I hear this statement frequently. The single most powerful tool you can learn to get you unstuck, in my opinion, is clustering.
I learned clustering from Gabriele Rico’s “Writing the Natural Way,” which I highly recommend. On her website, she describes the clustering process:
“A non-linear brainstorming process, clustering makes the Design mind’s interior, invisible associations visible on a page. Clustering becomes a self-organizing process as words and phrases are spilled onto the page around a center. The Sign mind begins to see pattern and meaning, and the writing flows naturally into a vignette.”
Rico uses “Sign mind” for the “left brain” and “Design mind” for the right brain.
Here’s a more instructive description, from the blog of writer Dustin Wax.
Here’s the basic idea:
1. Write a word in the middle of a sheet of paper.
2. Circle it.
3. Write down the first word or phrase that comes to mind and circle it.
4. Draw a line connecting the second circle to the first.
5. Repeat.
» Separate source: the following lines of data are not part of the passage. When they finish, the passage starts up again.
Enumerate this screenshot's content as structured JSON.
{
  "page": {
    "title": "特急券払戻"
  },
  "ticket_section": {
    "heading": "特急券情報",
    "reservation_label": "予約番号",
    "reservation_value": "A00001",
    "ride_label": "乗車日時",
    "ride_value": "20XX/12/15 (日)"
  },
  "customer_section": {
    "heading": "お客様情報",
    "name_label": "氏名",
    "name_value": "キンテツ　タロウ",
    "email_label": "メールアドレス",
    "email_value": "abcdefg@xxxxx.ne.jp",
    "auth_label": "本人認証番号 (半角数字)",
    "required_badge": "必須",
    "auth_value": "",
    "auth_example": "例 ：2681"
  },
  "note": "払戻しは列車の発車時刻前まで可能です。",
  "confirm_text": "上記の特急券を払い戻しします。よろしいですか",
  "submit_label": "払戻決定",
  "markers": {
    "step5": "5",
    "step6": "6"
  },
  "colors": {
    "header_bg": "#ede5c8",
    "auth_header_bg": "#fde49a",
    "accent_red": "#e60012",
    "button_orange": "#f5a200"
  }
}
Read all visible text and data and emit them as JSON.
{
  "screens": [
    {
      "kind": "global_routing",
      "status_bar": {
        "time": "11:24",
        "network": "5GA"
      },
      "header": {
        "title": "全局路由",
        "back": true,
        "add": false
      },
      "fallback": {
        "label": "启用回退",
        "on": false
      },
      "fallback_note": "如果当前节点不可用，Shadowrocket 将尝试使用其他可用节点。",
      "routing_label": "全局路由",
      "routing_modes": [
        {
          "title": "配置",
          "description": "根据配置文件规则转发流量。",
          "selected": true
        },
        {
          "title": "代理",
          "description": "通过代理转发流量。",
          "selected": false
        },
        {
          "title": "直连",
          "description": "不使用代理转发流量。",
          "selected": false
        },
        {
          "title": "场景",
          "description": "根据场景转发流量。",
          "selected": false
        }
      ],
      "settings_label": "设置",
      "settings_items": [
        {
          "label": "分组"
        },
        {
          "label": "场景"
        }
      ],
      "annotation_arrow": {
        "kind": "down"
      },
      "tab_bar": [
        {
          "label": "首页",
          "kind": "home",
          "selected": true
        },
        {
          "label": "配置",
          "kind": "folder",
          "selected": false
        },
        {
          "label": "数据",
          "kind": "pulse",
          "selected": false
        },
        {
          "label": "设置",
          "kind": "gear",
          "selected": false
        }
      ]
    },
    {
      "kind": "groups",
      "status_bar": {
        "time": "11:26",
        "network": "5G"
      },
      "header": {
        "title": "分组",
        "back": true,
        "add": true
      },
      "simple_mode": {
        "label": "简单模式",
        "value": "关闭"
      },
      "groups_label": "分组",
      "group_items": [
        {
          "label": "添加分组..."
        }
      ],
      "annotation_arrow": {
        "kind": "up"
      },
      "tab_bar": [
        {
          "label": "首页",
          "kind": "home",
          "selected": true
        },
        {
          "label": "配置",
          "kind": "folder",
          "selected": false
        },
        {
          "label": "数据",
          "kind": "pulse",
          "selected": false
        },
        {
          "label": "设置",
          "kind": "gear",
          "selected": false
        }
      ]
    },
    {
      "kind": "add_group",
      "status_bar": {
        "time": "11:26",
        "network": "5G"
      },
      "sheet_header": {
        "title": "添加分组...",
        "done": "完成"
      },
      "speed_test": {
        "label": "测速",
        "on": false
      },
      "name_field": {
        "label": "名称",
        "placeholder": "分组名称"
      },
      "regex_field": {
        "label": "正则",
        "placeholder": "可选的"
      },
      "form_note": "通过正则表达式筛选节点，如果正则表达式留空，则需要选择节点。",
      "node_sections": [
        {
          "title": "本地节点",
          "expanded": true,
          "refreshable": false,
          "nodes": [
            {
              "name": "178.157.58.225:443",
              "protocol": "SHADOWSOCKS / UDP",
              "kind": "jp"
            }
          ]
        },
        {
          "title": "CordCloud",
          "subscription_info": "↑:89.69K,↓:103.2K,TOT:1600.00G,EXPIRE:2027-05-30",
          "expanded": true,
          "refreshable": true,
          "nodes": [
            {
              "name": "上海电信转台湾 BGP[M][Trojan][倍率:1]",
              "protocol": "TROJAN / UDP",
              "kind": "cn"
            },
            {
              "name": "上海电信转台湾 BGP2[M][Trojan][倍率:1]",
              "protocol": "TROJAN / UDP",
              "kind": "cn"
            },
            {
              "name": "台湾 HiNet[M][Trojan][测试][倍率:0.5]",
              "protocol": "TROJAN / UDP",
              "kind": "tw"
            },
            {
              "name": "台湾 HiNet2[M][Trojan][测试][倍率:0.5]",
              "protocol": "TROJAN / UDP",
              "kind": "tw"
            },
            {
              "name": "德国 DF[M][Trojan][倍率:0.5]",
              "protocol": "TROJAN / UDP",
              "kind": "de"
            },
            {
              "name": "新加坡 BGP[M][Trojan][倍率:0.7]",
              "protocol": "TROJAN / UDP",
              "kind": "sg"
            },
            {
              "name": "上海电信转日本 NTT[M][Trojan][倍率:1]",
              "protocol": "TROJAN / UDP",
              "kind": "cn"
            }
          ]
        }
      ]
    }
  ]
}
As you write and circle new words and phrases, draw lines back to the last word, the central word, or other words that seem connected. Don’t worry about how they’re connected — the goal is to let your right-brain do its thing, which is to see patterns; later, the left-brain will take over and put the nature of those relationships into words.
6. When you’ve filled the page, or just feel like you’ve done enough (a sign of what Rico calls a “felt-shift”), go back through what you’ve written down. Cross out words and phrases that seem irrelevant, and begin to impose some order by numbering individual bubbles or clusters. Here is where your right-brain is working in tandem with your left-brain, producing what is essentially an outline. At this point, you can either transfer your numbered clusters to a proper outline or simply begin writing in the order you’ve numbered the clusters.
By the time you’ve started reviewing your clusters, your brain has done much of the work of fleshing out your ideas; all that remains is to put these relationships into words, which is what your left-brain excels at.
Rico’s clustering technique gives you access to all that is in the various conscious and unconscious or subconscious parts of your mind on a subject. When you’re done—and you get that thing mentioned above as a “felt-shift,” or a “kerchunk,” after 15-20 minutes, to signal that you’re done—you will have a sort of map of what you know about a subject. That implicitly gives you, also, a map of what you don’t know, and need to research.
I cluster everything—my plan for the day; a phone call; a book (cluster the book, then cluster the chapters); a business plan; a talk…. It not only works, it feels good.